[NTLUG:Discuss] RE: true hardware/intelligent ATA RAID -- FRAID cards can get good desktop performance

Richard Geoffrion ntlug at rain4us.net
Thu Jul 22 11:07:10 CDT 2004


----- Original Message ----- 
From: "Bryan J. Smith" <b.j.smith at ieee.org>

> And if you do lots of writes, _never_ do FRAID/software RAID-5. 
> RAIDCore likes to show off its _read_ RAID-5 performance (which is like
> RAID-0 minus 1 disk at reads), but you _kill_ your systems
> CPU-memory-I/O interconnect with 3x+ the traffic.  It's not just the
> XORs, but the fact that you must copy _all_ data into the main CPU
> to calculate the XORs -- that's just killer, especially as you add
> more and more disks!
> 
> It's far, far better to do RAID-5 with an intelligent RAID controller.
> You push the same amount of data into I/O like it wasn't RAID at all.

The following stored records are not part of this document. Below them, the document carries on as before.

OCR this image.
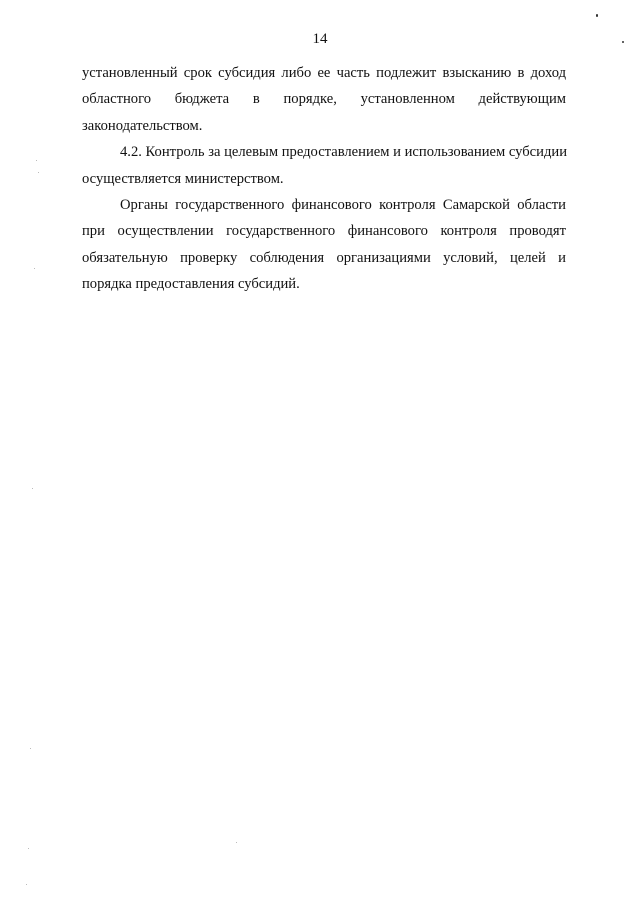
14

установленный срок субсидия либо ее часть подлежит взысканию в доход
областного бюджета в порядке, установленном действующим
законодательством.

4.2. Контроль за целевым предоставлением и использованием субсидии
осуществляется министерством.

Органы государственного финансового контроля Самарской области
при осуществлении государственного финансового контроля проводят
обязательную проверку соблюдения организациями условий, целей и
порядка предоставления субсидий.
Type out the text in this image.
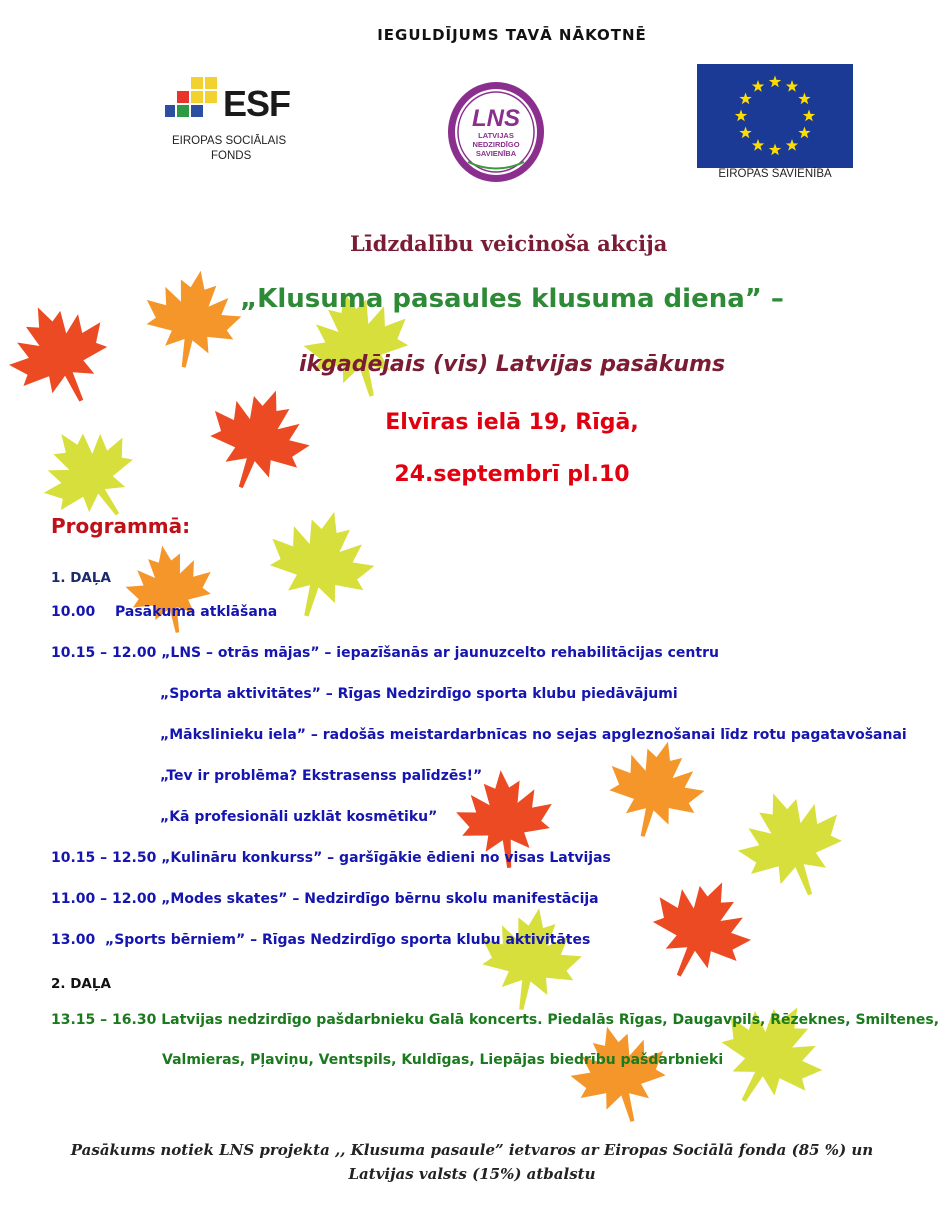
IEGULDĪJUMS TAVĀ NĀKOTNĒ
ESF
EIROPAS SOCIĀLAIS
FONDS
LNS
LATVIJAS
NEDZIRDĪGO
SAVIENĪBA
EIROPAS SAVIENĪBA
Līdzdalību veicinoša akcija
„Klusuma pasaules klusuma diena” –
ikgadējais (vis) Latvijas pasākums
Elvīras ielā 19, Rīgā,
24.septembrī pl.10
Programmā:
1. DAĻA
10.00 Pasākuma atklāšana
10.15 – 12.00 „LNS – otrās mājas” – iepazīšanās ar jaunuzcelto rehabilitācijas centru
„Sporta aktivitātes” – Rīgas Nedzirdīgo sporta klubu piedāvājumi
„Mākslinieku iela” – radošās meistardarbnīcas no sejas apgleznošanai līdz rotu pagatavošanai
„Tev ir problēma? Ekstrasenss palīdzēs!”
„Kā profesionāli uzklāt kosmētiku”
10.15 – 12.50 „Kulināru konkurss” – garšīgākie ēdieni no visas Latvijas
11.00 – 12.00 „Modes skates” – Nedzirdīgo bērnu skolu manifestācija
13.00 „Sports bērniem” – Rīgas Nedzirdīgo sporta klubu aktivitātes
2. DAĻA
13.15 – 16.30 Latvijas nedzirdīgo pašdarbnieku Galā koncerts. Piedalās Rīgas, Daugavpils, Rēzeknes, Smiltenes,
Valmieras, Pļaviņu, Ventspils, Kuldīgas, Liepājas biedrību pašdarbnieki
Pasākums notiek LNS projekta ,, Klusuma pasaule” ietvaros ar Eiropas Sociālā fonda (85 %) un
Latvijas valsts (15%) atbalstu
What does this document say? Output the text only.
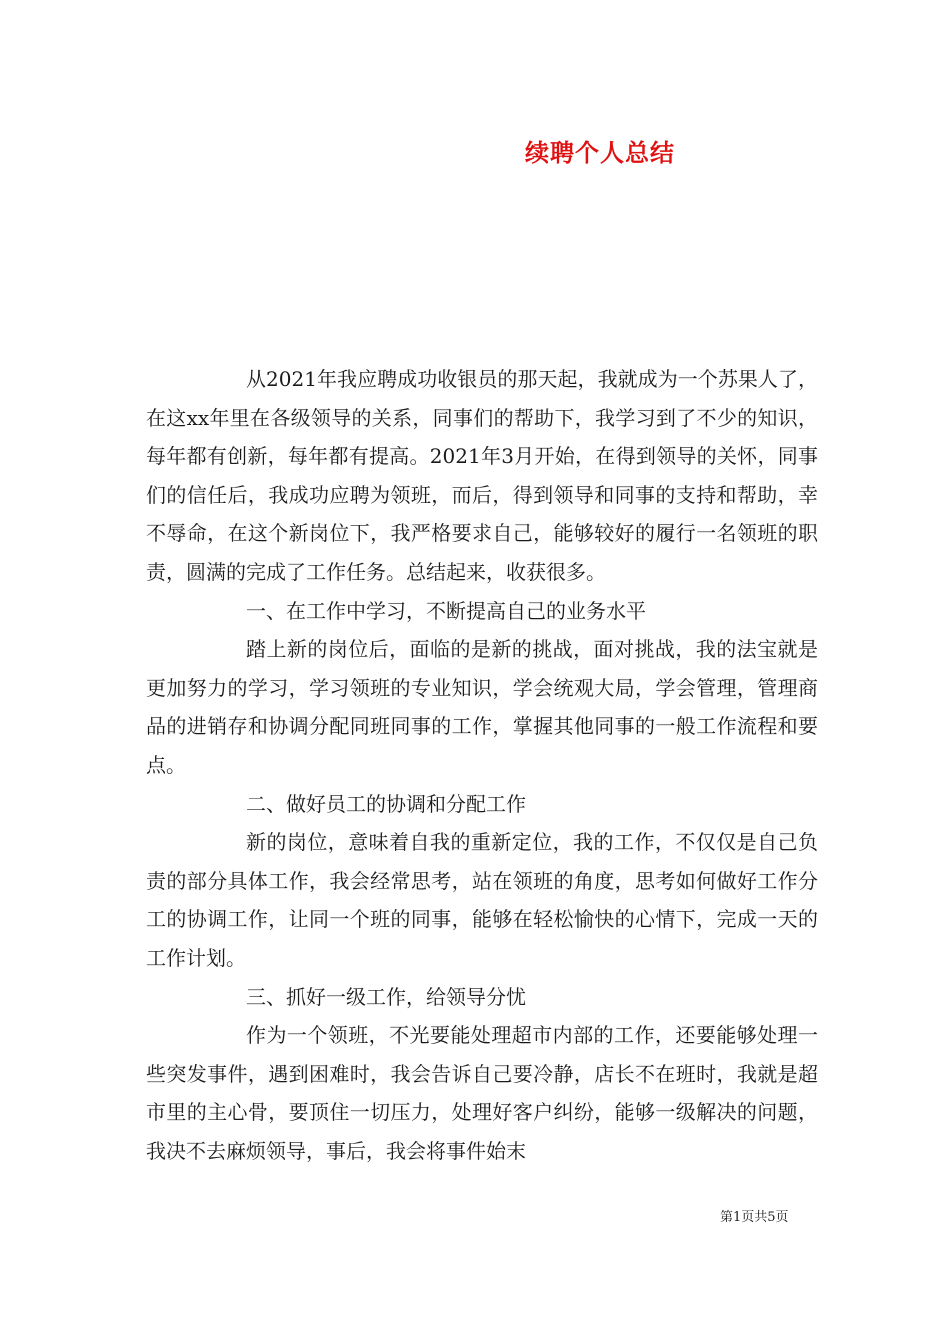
续聘个人总结

从2021年我应聘成功收银员的那天起，我就成为一个苏果人了，在这xx年里在各级领导的关系，同事们的帮助下，我学习到了不少的知识，每年都有创新，每年都有提高。2021年3月开始，在得到领导的关怀，同事们的信任后，我成功应聘为领班，而后，得到领导和同事的支持和帮助，幸不辱命，在这个新岗位下，我严格要求自己，能够较好的履行一名领班的职责，圆满的完成了工作任务。总结起来，收获很多。

一、在工作中学习，不断提高自己的业务水平

踏上新的岗位后，面临的是新的挑战，面对挑战，我的法宝就是更加努力的学习，学习领班的专业知识，学会统观大局，学会管理，管理商品的进销存和协调分配同班同事的工作，掌握其他同事的一般工作流程和要点。

二、做好员工的协调和分配工作

新的岗位，意味着自我的重新定位，我的工作，不仅仅是自己负责的部分具体工作，我会经常思考，站在领班的角度，思考如何做好工作分工的协调工作，让同一个班的同事，能够在轻松愉快的心情下，完成一天的工作计划。

三、抓好一级工作，给领导分忧

作为一个领班，不光要能处理超市内部的工作，还要能够处理一些突发事件，遇到困难时，我会告诉自己要冷静，店长不在班时，我就是超市里的主心骨，要顶住一切压力，处理好客户纠纷，能够一级解决的问题，我决不去麻烦领导，事后，我会将事件始末

第1页共5页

OK...so what I'm reading is NO SOFTWARE RAID-5.  .....BUT.!...
What if the server's entire roll in life is to be a backup server?  In lieu
of swapping tapes, I was hoping to swap several  four disk raid-5 sets.
Once I install the RAIDTAB file as a persistant superblock, those four
disks would be forever married and handled beautifully.  If I put in a 
hardware RAID card, how will the system handle the swapping of 
different 'backup-sets' (of drives)?

Wait a minute.....I don't need to do raid-5 for this.  I can just do
RAID-0 and stripe the data across three disks with no  redundancy.
They are just glorified backup drives anyway. Three 250Gig ide drives 
in scsi trays = 750Gig of backup storage.  Speed isn't necessarily the
issue...the Gigabit backbone is going to be the limiting factor anyway.

I do need to take a look at the 3ware controllers..but I need to make
sure that the ide drives can be hot-swapped.  I have to say that I'm
concerned that using a hardware controller for my specific task might
limit the application of solution creativity to my particular problem.

Off to do more reading.  Thanks guys.